- Born: 10 February 1971 (age 55) Kings Heath, Birmingham, England
- Occupation: Journalist
- Spouse: Pascal Rubinat
- Children: Antonio (stepson)

= Samantha Brick =

British journalist

Samantha Brick (born 10 February 1971) is a British television producer, writer, and freelance journalist.

== Life and career ==
Brick was born in the Birmingham suburb of Kings Heath. Her parents were both Catholic and worked in mental health.

Brick worked for LWT where she produced or directed shows including Ibiza Uncovered, Dinner Dates and Baby School.

Brick was a producer of entertainment and factual at BSkyB working on shows including Temptation Island, Vegas Uncovered, The Villa and Single Girls. She then moved to September Films as head of programming in January 2002, later moving to the company's Los Angeles office to become executive vice president of programming and development.

In October 2005, Brick launched her own independent production company, Sam Brick Entertainment, which produced shows including Chubby Children for LivingTV. In March 2006, the Daily Mirror reported that Sarah, Duchess of York had signed an exclusive deal with Sam Brick Entertainment to host a reality TV diet show. Brick's production company collapsed later that year.

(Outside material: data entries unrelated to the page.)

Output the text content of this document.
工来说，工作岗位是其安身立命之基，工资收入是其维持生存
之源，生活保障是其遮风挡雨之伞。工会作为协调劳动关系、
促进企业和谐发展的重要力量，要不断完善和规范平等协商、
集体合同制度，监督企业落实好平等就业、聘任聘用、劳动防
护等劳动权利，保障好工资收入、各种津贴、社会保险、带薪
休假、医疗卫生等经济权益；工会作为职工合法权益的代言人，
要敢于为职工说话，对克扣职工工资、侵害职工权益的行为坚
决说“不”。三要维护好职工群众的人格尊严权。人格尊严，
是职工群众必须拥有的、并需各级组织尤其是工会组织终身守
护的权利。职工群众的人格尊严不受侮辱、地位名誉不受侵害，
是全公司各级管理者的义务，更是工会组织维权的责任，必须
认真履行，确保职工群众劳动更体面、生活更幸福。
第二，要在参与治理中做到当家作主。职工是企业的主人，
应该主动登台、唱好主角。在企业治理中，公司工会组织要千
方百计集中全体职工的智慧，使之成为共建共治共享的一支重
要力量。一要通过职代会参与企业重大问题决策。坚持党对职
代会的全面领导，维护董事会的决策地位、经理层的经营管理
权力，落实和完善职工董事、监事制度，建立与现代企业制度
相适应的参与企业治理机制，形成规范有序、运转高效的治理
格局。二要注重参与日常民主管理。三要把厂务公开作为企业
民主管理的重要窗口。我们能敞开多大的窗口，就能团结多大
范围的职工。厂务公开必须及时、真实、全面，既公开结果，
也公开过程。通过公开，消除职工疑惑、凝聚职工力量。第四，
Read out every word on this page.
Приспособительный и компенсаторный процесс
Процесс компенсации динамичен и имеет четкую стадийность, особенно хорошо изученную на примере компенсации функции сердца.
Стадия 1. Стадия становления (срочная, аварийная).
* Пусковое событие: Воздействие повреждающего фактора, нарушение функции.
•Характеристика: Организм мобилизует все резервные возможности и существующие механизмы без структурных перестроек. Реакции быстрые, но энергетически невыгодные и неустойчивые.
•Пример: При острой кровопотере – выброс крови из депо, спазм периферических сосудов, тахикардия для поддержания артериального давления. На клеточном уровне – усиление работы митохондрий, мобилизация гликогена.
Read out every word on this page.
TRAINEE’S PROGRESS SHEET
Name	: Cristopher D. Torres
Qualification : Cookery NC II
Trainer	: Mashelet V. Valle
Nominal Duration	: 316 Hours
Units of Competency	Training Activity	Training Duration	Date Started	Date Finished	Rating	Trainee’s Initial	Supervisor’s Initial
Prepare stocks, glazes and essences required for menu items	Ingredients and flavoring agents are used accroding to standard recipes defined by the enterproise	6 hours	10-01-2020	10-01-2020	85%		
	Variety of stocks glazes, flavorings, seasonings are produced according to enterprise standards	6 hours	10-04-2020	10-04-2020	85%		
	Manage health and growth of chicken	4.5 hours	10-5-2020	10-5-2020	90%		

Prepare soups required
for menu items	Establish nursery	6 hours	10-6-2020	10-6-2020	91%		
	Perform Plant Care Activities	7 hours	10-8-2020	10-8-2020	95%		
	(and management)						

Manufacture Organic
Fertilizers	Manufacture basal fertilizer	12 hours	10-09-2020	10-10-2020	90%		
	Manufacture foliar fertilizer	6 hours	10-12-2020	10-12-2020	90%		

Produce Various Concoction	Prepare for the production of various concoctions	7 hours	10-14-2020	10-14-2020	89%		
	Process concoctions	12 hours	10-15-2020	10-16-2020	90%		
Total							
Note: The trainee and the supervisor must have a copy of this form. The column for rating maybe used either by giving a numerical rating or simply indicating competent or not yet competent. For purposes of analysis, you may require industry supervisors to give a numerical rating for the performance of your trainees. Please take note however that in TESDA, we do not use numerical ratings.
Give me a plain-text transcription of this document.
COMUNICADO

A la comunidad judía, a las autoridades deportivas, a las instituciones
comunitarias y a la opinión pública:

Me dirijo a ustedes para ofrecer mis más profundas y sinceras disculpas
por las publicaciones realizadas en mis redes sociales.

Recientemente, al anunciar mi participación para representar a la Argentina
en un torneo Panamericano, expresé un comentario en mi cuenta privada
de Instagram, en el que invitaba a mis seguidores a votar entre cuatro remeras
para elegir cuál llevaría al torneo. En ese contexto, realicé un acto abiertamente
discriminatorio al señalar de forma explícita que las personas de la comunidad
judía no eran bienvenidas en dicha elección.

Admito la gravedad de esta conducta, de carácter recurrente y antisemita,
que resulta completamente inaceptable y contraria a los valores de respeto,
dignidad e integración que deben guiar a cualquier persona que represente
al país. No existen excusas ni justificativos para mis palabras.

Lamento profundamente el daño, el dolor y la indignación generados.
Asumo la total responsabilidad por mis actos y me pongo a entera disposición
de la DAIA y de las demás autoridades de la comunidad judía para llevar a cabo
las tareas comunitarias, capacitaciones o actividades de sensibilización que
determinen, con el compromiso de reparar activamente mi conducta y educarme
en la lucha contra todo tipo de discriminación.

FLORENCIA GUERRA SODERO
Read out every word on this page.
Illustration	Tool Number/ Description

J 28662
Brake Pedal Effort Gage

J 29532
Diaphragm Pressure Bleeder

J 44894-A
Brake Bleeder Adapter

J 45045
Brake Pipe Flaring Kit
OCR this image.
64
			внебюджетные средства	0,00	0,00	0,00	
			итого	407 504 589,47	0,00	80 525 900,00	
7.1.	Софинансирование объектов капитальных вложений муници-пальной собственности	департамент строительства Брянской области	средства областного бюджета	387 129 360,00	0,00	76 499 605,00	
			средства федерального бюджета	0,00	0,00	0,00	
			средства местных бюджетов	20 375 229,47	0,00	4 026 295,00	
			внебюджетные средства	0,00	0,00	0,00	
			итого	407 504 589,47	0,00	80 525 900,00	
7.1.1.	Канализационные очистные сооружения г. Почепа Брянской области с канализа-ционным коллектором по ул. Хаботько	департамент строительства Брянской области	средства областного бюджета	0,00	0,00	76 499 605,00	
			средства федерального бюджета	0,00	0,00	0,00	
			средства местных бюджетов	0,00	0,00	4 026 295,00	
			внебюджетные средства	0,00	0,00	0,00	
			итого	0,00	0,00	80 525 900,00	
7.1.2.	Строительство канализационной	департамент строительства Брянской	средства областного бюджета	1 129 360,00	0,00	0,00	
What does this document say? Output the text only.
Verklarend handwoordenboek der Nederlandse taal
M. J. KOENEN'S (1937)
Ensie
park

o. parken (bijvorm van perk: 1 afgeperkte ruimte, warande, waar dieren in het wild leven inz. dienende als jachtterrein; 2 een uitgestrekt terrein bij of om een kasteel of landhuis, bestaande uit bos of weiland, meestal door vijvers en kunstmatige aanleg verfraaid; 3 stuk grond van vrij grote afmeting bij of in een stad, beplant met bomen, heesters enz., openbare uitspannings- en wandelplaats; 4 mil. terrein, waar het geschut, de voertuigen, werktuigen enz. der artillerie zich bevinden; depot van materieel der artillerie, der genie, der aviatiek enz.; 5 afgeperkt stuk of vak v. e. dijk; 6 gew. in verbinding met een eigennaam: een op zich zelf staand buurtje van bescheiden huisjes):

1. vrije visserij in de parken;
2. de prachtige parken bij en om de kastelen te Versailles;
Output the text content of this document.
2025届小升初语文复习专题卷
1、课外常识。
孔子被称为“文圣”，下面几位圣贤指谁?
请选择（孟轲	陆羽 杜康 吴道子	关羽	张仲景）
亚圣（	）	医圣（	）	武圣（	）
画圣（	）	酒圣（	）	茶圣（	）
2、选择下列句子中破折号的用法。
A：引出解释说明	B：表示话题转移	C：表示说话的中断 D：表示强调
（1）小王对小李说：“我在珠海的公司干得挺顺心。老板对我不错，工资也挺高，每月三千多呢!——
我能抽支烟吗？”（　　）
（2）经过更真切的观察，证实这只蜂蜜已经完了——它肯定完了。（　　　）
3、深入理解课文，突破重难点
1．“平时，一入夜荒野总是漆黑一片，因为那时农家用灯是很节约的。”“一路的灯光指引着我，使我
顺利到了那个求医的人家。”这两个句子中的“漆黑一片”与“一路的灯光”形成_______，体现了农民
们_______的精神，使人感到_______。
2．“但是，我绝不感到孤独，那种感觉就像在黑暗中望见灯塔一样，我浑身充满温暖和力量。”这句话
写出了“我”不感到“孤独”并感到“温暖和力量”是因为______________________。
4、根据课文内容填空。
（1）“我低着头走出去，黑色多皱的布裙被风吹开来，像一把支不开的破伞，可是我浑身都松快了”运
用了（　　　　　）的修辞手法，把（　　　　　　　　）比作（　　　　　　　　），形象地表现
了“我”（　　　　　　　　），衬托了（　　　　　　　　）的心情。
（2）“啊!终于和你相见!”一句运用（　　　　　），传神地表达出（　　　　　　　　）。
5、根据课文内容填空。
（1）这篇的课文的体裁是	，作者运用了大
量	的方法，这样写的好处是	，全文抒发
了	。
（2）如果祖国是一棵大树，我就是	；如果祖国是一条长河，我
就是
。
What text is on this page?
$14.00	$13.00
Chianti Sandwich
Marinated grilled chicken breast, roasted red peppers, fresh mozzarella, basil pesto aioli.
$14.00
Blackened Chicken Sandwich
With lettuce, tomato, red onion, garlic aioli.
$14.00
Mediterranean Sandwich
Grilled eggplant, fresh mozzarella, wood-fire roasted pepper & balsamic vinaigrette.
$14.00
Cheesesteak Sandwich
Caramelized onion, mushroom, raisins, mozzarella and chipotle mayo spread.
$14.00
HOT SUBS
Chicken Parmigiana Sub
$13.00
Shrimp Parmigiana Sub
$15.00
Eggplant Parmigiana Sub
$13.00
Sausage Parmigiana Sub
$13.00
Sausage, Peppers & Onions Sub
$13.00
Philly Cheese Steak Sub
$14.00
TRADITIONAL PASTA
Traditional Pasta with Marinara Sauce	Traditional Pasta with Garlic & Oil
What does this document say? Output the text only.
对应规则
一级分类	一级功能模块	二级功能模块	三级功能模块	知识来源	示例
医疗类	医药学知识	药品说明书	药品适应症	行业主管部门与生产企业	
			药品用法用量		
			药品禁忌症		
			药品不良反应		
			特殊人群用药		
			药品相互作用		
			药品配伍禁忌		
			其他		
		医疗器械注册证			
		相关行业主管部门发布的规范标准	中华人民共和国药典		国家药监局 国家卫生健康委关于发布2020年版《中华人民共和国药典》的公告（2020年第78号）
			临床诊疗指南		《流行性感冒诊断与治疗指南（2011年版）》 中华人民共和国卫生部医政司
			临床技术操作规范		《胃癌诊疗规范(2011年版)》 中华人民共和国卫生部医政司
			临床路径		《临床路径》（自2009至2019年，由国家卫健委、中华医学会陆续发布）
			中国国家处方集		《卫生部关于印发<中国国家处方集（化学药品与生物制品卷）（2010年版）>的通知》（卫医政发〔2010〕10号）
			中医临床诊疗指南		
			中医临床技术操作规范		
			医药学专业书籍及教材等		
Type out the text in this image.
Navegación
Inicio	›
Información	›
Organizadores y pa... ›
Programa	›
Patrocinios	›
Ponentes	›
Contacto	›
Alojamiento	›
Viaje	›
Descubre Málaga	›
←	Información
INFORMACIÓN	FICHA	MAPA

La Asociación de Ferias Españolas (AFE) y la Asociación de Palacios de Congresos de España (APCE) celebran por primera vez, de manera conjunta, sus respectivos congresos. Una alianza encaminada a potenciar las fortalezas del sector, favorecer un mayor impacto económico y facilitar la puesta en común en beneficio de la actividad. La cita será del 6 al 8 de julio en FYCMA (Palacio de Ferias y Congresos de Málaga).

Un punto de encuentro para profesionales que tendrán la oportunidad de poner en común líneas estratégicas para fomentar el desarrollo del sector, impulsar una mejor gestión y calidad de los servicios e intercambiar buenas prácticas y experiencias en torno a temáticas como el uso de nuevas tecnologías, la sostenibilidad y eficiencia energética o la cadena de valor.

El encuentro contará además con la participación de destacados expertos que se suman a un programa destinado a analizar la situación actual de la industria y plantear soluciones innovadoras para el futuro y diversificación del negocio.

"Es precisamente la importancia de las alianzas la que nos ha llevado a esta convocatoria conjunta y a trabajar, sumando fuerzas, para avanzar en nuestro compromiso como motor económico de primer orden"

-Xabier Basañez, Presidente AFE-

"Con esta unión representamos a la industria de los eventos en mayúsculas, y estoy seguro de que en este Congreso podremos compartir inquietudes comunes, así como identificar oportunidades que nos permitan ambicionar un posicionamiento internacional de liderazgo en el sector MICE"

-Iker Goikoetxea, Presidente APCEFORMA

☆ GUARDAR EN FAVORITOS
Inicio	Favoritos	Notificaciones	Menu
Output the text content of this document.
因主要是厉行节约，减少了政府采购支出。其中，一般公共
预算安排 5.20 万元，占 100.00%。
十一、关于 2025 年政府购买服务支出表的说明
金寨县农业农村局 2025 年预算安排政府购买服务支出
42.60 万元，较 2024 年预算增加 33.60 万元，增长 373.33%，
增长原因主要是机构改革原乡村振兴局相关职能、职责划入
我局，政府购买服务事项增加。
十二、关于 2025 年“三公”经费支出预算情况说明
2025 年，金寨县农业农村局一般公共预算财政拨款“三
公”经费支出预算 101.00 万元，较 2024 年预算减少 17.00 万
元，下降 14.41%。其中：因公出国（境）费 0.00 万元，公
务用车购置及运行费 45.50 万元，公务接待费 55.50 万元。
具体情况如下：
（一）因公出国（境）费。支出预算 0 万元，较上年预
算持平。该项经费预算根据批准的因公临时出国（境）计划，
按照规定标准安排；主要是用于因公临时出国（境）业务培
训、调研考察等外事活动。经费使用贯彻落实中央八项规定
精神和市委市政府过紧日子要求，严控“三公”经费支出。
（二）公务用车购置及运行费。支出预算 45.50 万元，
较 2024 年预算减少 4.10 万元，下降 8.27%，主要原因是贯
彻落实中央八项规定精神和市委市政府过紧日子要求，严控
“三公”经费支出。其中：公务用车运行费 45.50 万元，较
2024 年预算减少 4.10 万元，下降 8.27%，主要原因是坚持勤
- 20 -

On 3 April 2012, the Daily Mail published an article by Brick titled "Why do women hate me for being beautiful?". The article became an internet phenomenon, leading to Brick's thoughts becoming an internet meme. This led to Brick appearing on a number of TV shows including ITV's This Morning and the RTÉ chat show The Late Late Show. Later in the year Brick was a contestant on Celebrity Big Brother 10. On 31 August 2012, she became the fourth person to be evicted from the Big Brother house.

In 2013 Brick published a book, Head Over Heels in France, in which she wrote about the collapse of her production company.

== Personal life ==
At the age of 30, Brick's first marriage was to Damon Pettit. Brick is now married to a French man, Pascal Rubinat.